The proposed changes to student loan schemes in Australia – in particular the decision to charge interest on student loans – will make the Australian loan system more like the New Zealand system. Both countries have an income-contingent repayment scheme, however student loans in New Zealand accrue interest while Australian student debt is adjusted for CPI but is currently interest-free.

The New Zealand student loan scheme has been the subject of intense domestic and international criticism.
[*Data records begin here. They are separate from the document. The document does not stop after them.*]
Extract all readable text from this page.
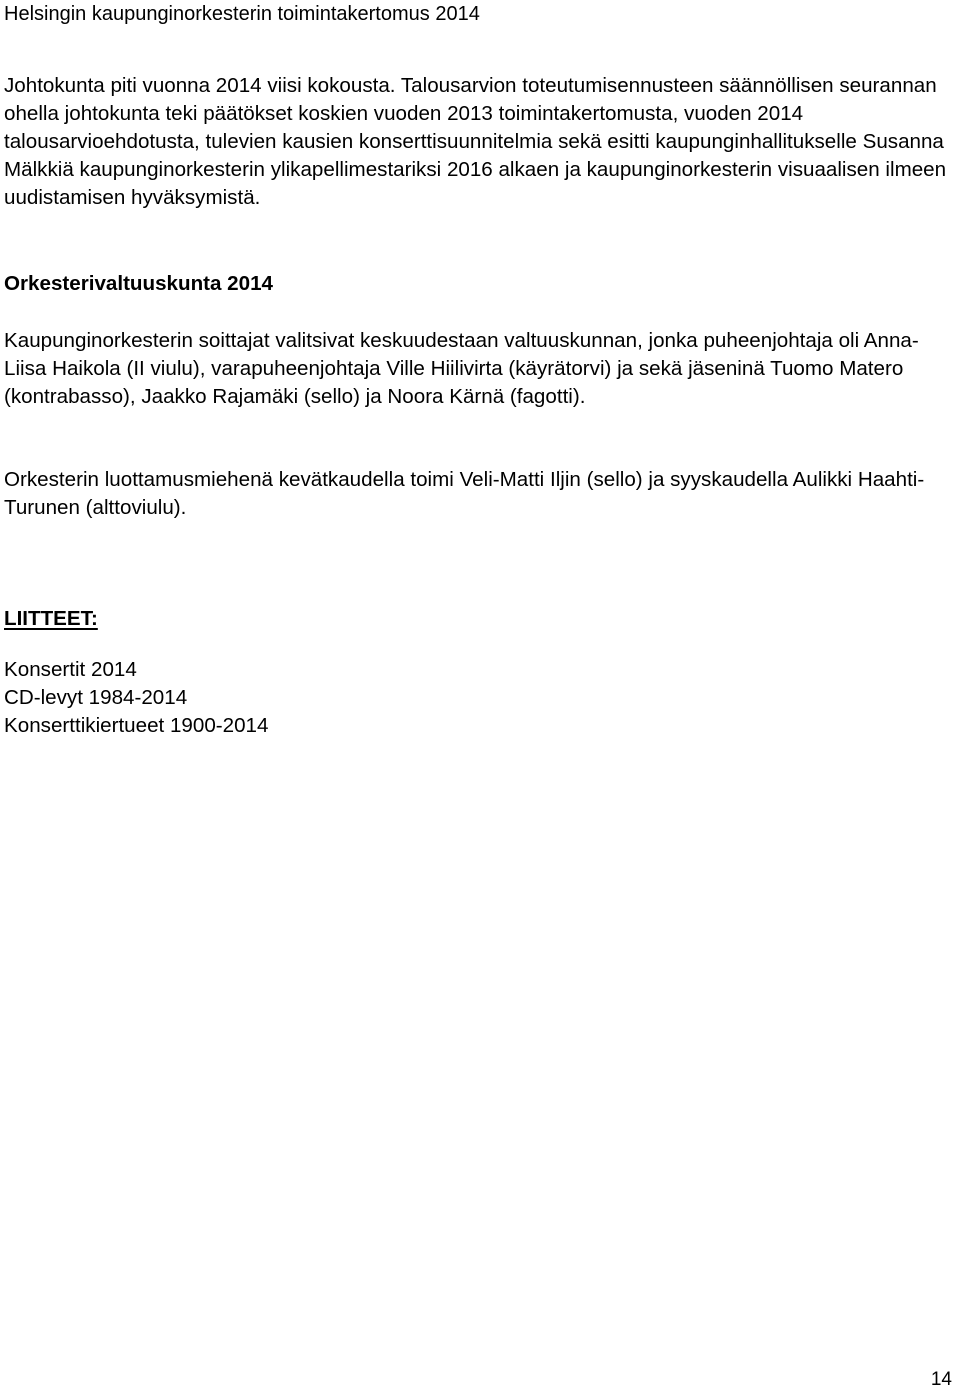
Helsingin kaupunginorkesterin toimintakertomus 2014

Johtokunta piti vuonna 2014 viisi kokousta. Talousarvion toteutumisennusteen säännöllisen seurannan ohella johtokunta teki päätökset koskien vuoden 2013 toimintakertomusta, vuoden 2014 talousarvioehdotusta, tulevien kausien konserttisuunnitelmia sekä esitti kaupunginhallitukselle Susanna Mälkkiä kaupunginorkesterin ylikapellimestariksi 2016 alkaen ja kaupunginorkesterin visuaalisen ilmeen uudistamisen hyväksymistä.

Orkesterivaltuuskunta 2014

Kaupunginorkesterin soittajat valitsivat keskuudestaan valtuuskunnan, jonka puheenjohtaja oli Anna-Liisa Haikola (II viulu), varapuheenjohtaja Ville Hiilivirta (käyrätorvi) ja sekä jäseninä Tuomo Matero (kontrabasso), Jaakko Rajamäki (sello) ja Noora Kärnä (fagotti).

Orkesterin luottamusmiehenä kevätkaudella toimi Veli-Matti Iljin (sello) ja syyskaudella Aulikki Haahti-Turunen (alttoviulu).

LIITTEET:
Konsertit 2014
CD-levyt 1984-2014
Konserttikiertueet 1900-2014
14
  • In 1999, economic modelling in New Zealand revealed that it would take the average male university student 17 years to repay a loan of $20,000, while it would take the average female student 51 years to repay a loan of the same size.
  • A survey of New Zealand bank managers and loans officers in 2002 found that 51% of those who had received applications from clients with student loans had cited student loans as a contributing factor in declining finance and, of these respondents, mortgages were the most likely to be declined (34%).
  • The New Zealand Government has acknowledged that student debt is a “push factor” for increasing emigration, as people with student debt move overseas to avoid repaying their debt, or to earn higher salaries with which to make their debt repayments. Between 1997-1998 and 1999-2000, nearly 4 per cent of the total New Zealand professional workforce emigrated to Australia alone.

In 2000, the number of Australian-born people emigrating from Australia was the highest ever recorded, having doubled since 1995. These people were more likely to be aged 25-34 years, and more likely to be moving to the USA, Singapore and Canada – destinations which indicate that employment was a major motivator for emigration.

Student debt is not just an issue that affects students and their families. As doctors, lawyers, dentists and vets accrue increasing amounts of debt for their degrees, compulsory debt repayments will compel them to increase the fees they charge their clients.

All Australian taxpayers will have to pay the costs associated with an ageing population, as student debt restricts the number of children that families can afford to raise and contributes to more graduates leaving Australia. An ageing population will mean that public spending on health, housing, aged care and superannuation will increase at the same time as the working-age population funding this spending through taxation decreases.

Before student debt is considered as a policy solution for inadequate public investment in higher education, the wider social and economic impact of this debt should be researched and monitored.

CAPA believes that increasing student debt is not an appropriate substitute for public investment in higher education.